For 2018, Collins has a $5.76 million cap hit. According to Spotrac, that makes him the 13th-most expensive right tackle in the NFL this year.

That middle-of-the-pack expense is consistent with where La'el currently rates among NFL right tackles. Bleacher Report ranked Collins as the 16th-best RT in football last year.

But that ranking was based on the season as a whole. If La'el plays all of 2018 the way he was playing towards the end of last year, he will have emerged as one of the better right tackles in the game.

La'el Collins' Position Flex Could Come in Handy for Cowboys

Dallas Cowboys OT La'el Collins

If Collins develops as we hope, that salary suddenly becomes a major bargain. The most expensive right tackles in the NFL are making $7-$9 million this season.

But this can go a couple of ways. With his 2019 cap hit rising to $7.9 million, La'el needs to next step forward.

If Collins were to struggle this year, it could make him a potential cap casualty next offseason. Dallas can save $6.5 million in cap space if Collins is released or traded in 2019.

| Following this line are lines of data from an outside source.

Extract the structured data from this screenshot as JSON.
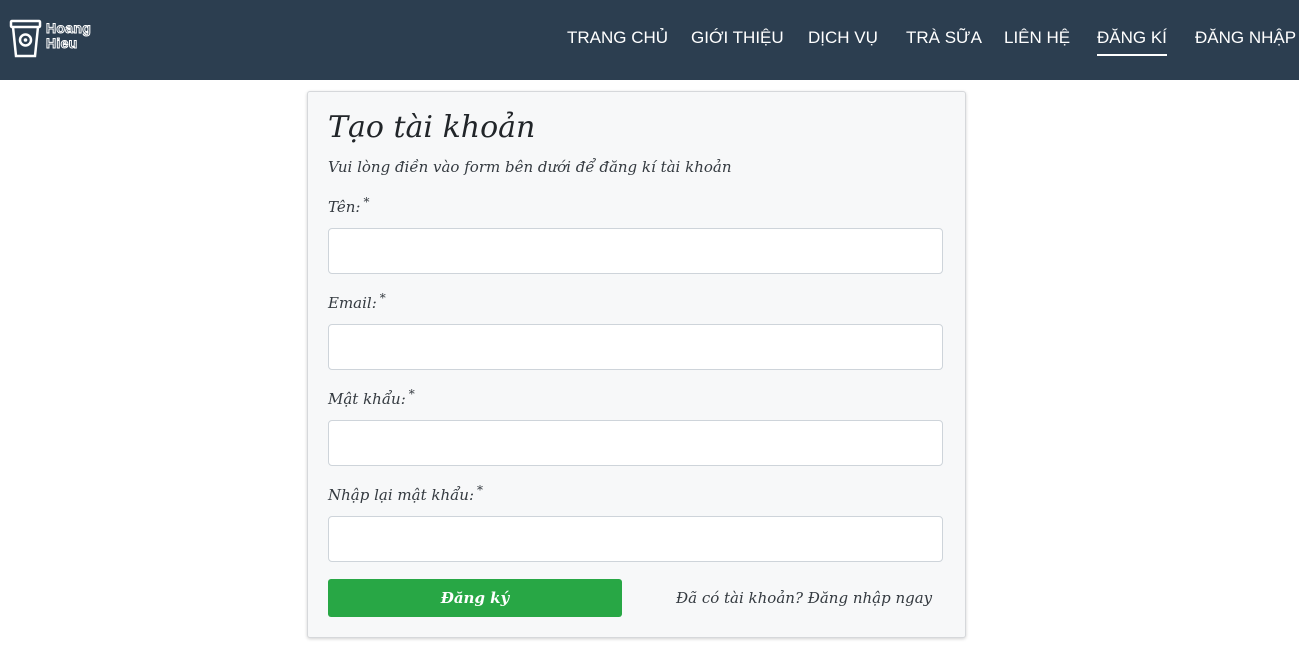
{
  "header": {
    "logo_text_line1": "Hoang",
    "logo_text_line2": "Hieu",
    "nav": [
      {
        "label": "TRANG CHỦ"
      },
      {
        "label": "GIỚI THIỆU"
      },
      {
        "label": "DỊCH VỤ"
      },
      {
        "label": "TRÀ SỮA"
      },
      {
        "label": "LIÊN HỆ"
      },
      {
        "label": "ĐĂNG KÍ",
        "active": true
      },
      {
        "label": "ĐĂNG NHẬP"
      }
    ]
  },
  "form": {
    "title": "Tạo tài khoản",
    "subtitle": "Vui lòng điền vào form bên dưới để đăng kí tài khoản",
    "required_mark": "*",
    "fields": [
      {
        "label": "Tên:",
        "value": "",
        "placeholder": ""
      },
      {
        "label": "Email:",
        "value": "",
        "placeholder": ""
      },
      {
        "label": "Mật khẩu:",
        "value": "",
        "placeholder": ""
      },
      {
        "label": "Nhập lại mật khẩu:",
        "value": "",
        "placeholder": ""
      }
    ],
    "submit_label": "Đăng ký",
    "login_link": "Đã có tài khoản? Đăng nhập ngay"
  },
  "colors": {
    "navbar": "#2c3e50",
    "submit": "#28a745",
    "card": "#f7f8f9"
  }
}
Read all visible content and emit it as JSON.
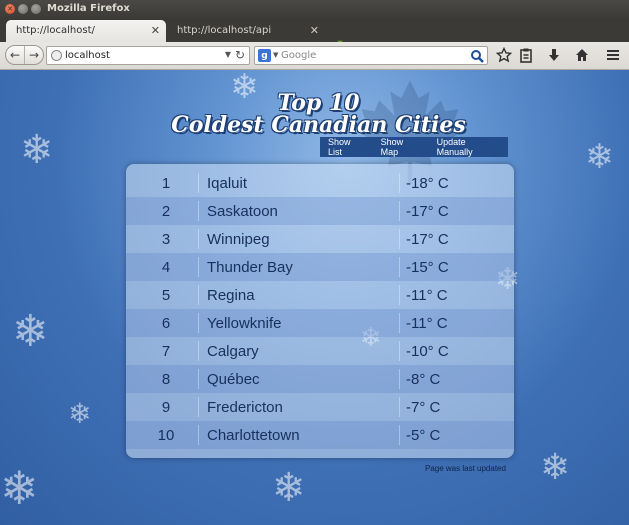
{
  "window": {
    "title": "Mozilla Firefox"
  },
  "tabs": [
    {
      "label": "http://localhost/",
      "active": true
    },
    {
      "label": "http://localhost/api",
      "active": false
    }
  ],
  "navbar": {
    "url": "localhost",
    "search_placeholder": "Google"
  },
  "page": {
    "title_line1": "Top 10",
    "title_line2": "Coldest Canadian Cities",
    "actions": [
      "Show List",
      "Show Map",
      "Update Manually"
    ],
    "cities": [
      {
        "rank": "1",
        "name": "Iqaluit",
        "temp": "-18° C"
      },
      {
        "rank": "2",
        "name": "Saskatoon",
        "temp": "-17° C"
      },
      {
        "rank": "3",
        "name": "Winnipeg",
        "temp": "-17° C"
      },
      {
        "rank": "4",
        "name": "Thunder Bay",
        "temp": "-15° C"
      },
      {
        "rank": "5",
        "name": "Regina",
        "temp": "-11° C"
      },
      {
        "rank": "6",
        "name": "Yellowknife",
        "temp": "-11° C"
      },
      {
        "rank": "7",
        "name": "Calgary",
        "temp": "-10° C"
      },
      {
        "rank": "8",
        "name": "Québec",
        "temp": "-8° C"
      },
      {
        "rank": "9",
        "name": "Fredericton",
        "temp": "-7° C"
      },
      {
        "rank": "10",
        "name": "Charlottetown",
        "temp": "-5° C"
      }
    ],
    "footer": "Page was last updated"
  },
  "colors": {
    "accent": "#234d8a",
    "background": "#4a7cc0"
  }
}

Dallas could elect to give Connor Williams, their second-round pick this year, a look at right tackle next season. It's the position he played in college.

They could also consider veteran backup Cameron Fleming, who will still be just 26-year-old. Fleming has two Super Bowl rings and several starts, including in the postseason, from his time with the Patriots.

While we think of La'el Collins as a first-round talent, it's important to remember that he was ultimately an undrafted free agent. Dallas did not have to invest anything to acquire him, and ultimately that makes it easier to let him go.

Naturally, we prefer the other side of this coin. If Collins builds on 2017, he will join the upper echelon of right tackles in the league. And if the Cowboys' offensive line isn't already the best in the NFL, that would only cement them as the best unit in football.

If La'el makes the leap, it could mean huge things for the Cowboys' offense and team success this year.